Synthesis of 4-nitrophenyl α-L-mannopyranoside (pNP- L-Man).　To a suspension of L-mannose (1.80 g) in acetic anhydride (50 mL) was added sodium acetate (0.41 g, 5.00 mmol) at 23 °C. The reaction mixture was stirred at 60 °C for 5 h and then at 23 °C for 24 h. The mixture was filtered through a Celite pad and the filtrate was concentrated in vacuo. The residue was diluted with EtOAc (100 mL), washed with sat. aq. NaHCO₃ solution (100 mL × 3) and brine (100 mL), dried over MgSO₄, and concentrated in vacuo to dryness, producing per acetylated L-mannose as a yellow syrup (3.90 g, quant).

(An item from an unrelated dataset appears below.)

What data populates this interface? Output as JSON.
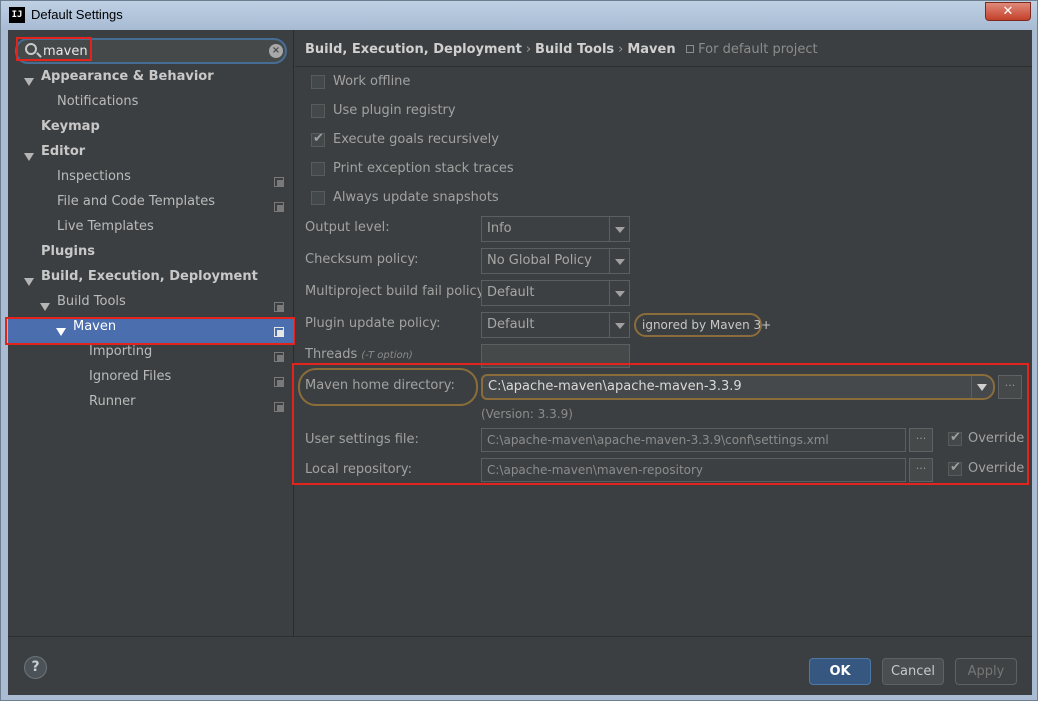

To a solution of per-acetylated L-mannose (3.90 g, 10.0 mmol) with MS 4 Å in 1,2-dichloroethane (50 mL) was added 4-nitrophenol (6.96 g, 50.0 mmol) and boron trifluoride diethyl etherate (6.33 mL, 50.0 mmol) at 0 °C. The reaction mixture was stirred at 0 °C for 1 h and then at 23 °C for 24 h. Next, the mixture was filtered through a Celite pad and the filtrate was concentrated in vacuo. The residue was diluted with EtOAc (100 mL), washed with sat. aq. NaHCO₃ solution (100 mL × 3) and brine (100 mL), dried over MgSO₄, and concentrated in vacuo to dryness, producing a mixture of 4-nitrophenyl 2,3,4,6-tetra-O-acetyl-α-L-mannopyranoside and by-products as a yellow syrup. This mixture was used for deacetylation without any purification.

To a solution of 4-nitrophenyl 2,3,4,6-tetra-O-acetyl-α-L-mannopyranoside and by-products in CH₃OH (50 mL) was added 28 % aq. NH₃ solution (50 mL) at 0 °C. The resulting solution was stirred at 0 °C for 1 h and then at 23 °C for 24 h. The reaction solution was concentrated by using a rotary evaporator (35 °C) to produce 4-nitrophenyl α-L-mannopyranoside and by-products as a brown solid. The target material was purified twice by silica gel column chromatography (CHCl₃:CH₃OH, 4/1) to give 4-nitrophenyl α-L-mannopyranoside (pNP-L-Man) as a white solid (0.66 g, 2.19 mmol, 22 %).

Rf: 0.65 (CHCl₃-CH₃OH, 4:1); [α]_D -154 (c 0.1, H₂O); mp 178-180 °C; ¹H-NMR (D₂O): δ 8.26 (d, 2H, Jo,m = 9.0 Hz, Ph(m)), 7.24 (d, 2H, Jo,m = 9.0 Hz, Ph(o)), 5.78 (d, 1H, J_1,2 = 1.6 Hz, H-1), 5.00 (dd, 1H, J_1,2 = 1.6, J_2,3 = 3.8, H-2), 4.46 (m, 1H, H-4), 4.15(m, 1H, H-3), 3.93 (m, 1H, H-5), 3.87-4.18 (m, 2H, H-6a and 6b); ¹³C-NMR (D₂O): δ 175.1, 162.2, 125.3, 116.4, 106.4, 84.2, 82.0, 76.7, 70.7, 62.7; Anal. Calc. for: C₁₂H₁₅NO₈: C, 47.84; H, 5.02; N, 4.65. Found: C, 47.66; H, 5.00; N, 4.68.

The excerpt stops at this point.